For the first time, South Korea has revealed to the public designs of its new missiles build to bolster the country’s defence capacity to keep North Korea at bay.
The two new designs – the ballistic Hyeonmu-2, with a range of 300 km and the Hyeonmu-3, a cruise missile capable to hit targets more than 1,000 km away – have been put on public display in a rare event during a South Korean military parade.
Both defence systems, developed in South Korea, have previously been tested, as a response to North Korea breaching international sanctions conducting the third nuclear test in February this year, only three months after launching a long-range rocket delivering a satellite into orbit.
"We must build a strong anti-North deterrence until the day the North drops its nuclear arms and makes the right choice for its people and for peace on the Korean peninsula," South Korean President Park Geun-hye said at the parade marking the founding of the South's armed forces 65 years ago.

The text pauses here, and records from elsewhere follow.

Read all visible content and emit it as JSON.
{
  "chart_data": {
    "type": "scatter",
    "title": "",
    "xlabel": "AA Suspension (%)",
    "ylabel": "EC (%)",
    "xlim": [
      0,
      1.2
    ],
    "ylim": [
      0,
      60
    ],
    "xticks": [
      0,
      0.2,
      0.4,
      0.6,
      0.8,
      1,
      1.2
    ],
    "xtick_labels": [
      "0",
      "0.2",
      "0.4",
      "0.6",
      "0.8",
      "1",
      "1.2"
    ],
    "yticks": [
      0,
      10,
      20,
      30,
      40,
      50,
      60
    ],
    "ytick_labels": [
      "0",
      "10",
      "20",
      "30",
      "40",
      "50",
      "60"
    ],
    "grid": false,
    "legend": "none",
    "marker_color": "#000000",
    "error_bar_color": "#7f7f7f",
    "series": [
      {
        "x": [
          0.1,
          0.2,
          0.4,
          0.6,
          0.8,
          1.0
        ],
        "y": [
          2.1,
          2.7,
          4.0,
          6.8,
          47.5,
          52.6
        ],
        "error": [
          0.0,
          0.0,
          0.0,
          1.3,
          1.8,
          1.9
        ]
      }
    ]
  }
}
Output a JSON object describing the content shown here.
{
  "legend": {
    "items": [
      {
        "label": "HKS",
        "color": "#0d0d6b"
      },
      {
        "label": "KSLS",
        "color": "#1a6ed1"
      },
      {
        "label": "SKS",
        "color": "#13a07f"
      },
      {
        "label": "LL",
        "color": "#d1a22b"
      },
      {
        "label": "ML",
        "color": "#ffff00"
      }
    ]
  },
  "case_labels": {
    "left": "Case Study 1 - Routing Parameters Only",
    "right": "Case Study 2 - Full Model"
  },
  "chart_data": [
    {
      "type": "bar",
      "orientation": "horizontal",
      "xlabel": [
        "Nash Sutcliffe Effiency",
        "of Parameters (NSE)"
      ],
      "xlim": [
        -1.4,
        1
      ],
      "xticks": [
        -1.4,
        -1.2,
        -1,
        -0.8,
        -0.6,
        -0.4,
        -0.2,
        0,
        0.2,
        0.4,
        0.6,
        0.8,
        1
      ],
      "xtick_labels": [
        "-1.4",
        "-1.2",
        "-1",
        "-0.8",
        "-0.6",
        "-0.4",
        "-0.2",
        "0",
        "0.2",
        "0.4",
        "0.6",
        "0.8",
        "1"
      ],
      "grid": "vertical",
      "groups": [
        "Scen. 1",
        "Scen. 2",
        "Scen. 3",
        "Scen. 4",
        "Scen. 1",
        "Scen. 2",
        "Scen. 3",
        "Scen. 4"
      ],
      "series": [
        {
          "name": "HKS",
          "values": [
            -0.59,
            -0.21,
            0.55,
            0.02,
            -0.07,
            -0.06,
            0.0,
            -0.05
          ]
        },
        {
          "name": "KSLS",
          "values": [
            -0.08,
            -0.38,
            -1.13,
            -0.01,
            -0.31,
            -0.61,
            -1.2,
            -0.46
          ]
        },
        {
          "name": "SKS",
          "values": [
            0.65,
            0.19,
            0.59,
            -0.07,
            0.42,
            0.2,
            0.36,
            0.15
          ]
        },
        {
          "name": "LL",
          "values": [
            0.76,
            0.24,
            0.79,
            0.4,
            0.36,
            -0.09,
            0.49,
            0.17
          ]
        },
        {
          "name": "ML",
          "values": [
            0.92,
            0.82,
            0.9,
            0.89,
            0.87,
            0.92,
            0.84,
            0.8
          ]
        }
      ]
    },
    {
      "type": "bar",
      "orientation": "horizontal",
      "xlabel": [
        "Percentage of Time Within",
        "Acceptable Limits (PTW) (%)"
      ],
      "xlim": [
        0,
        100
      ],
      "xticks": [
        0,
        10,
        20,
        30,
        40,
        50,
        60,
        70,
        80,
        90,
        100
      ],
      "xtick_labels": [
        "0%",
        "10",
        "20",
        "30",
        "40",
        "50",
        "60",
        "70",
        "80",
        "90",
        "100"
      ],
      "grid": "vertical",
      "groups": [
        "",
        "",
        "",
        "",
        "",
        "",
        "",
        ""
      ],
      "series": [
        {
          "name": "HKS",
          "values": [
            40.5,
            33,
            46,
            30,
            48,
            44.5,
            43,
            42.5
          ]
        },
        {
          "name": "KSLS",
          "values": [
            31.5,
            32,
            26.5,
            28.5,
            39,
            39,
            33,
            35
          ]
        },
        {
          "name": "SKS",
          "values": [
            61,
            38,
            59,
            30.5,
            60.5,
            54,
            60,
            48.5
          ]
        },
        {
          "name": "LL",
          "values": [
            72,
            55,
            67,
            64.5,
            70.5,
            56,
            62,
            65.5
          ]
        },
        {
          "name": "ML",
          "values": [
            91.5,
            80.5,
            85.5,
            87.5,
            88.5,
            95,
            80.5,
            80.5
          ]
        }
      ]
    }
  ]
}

Despise North Korea’s claims its successful attempt to launch a rocket to space in December last year was a purely peaceful venture, the world has largely seen as a test of the long-range missile technology. The launch and the February nuclear test prompted UN strengthen sanctions aimed at stopping the North's arms development and trade. The sanctions angered the North and it responded with threats of a nuclear strike on South Korea and the United States.
Although a rather poor country, North Korea has been investing heavily into the development of weapons of mass destruction.
Last year, South Korea has reached an agreement with the United States allowing it to extend the range of its missiles to better counter the threat from the North. The deal grants South Korea the permission to develop ballistic missiles with a range of up to 800 km.
However, unlike North Korea, South rarely organises large military parades. This week’s event was the biggest such event in 10 years.
Watching the parade was US Defence Secretary Chuck Hagel who is currently on a four-day visit in the region.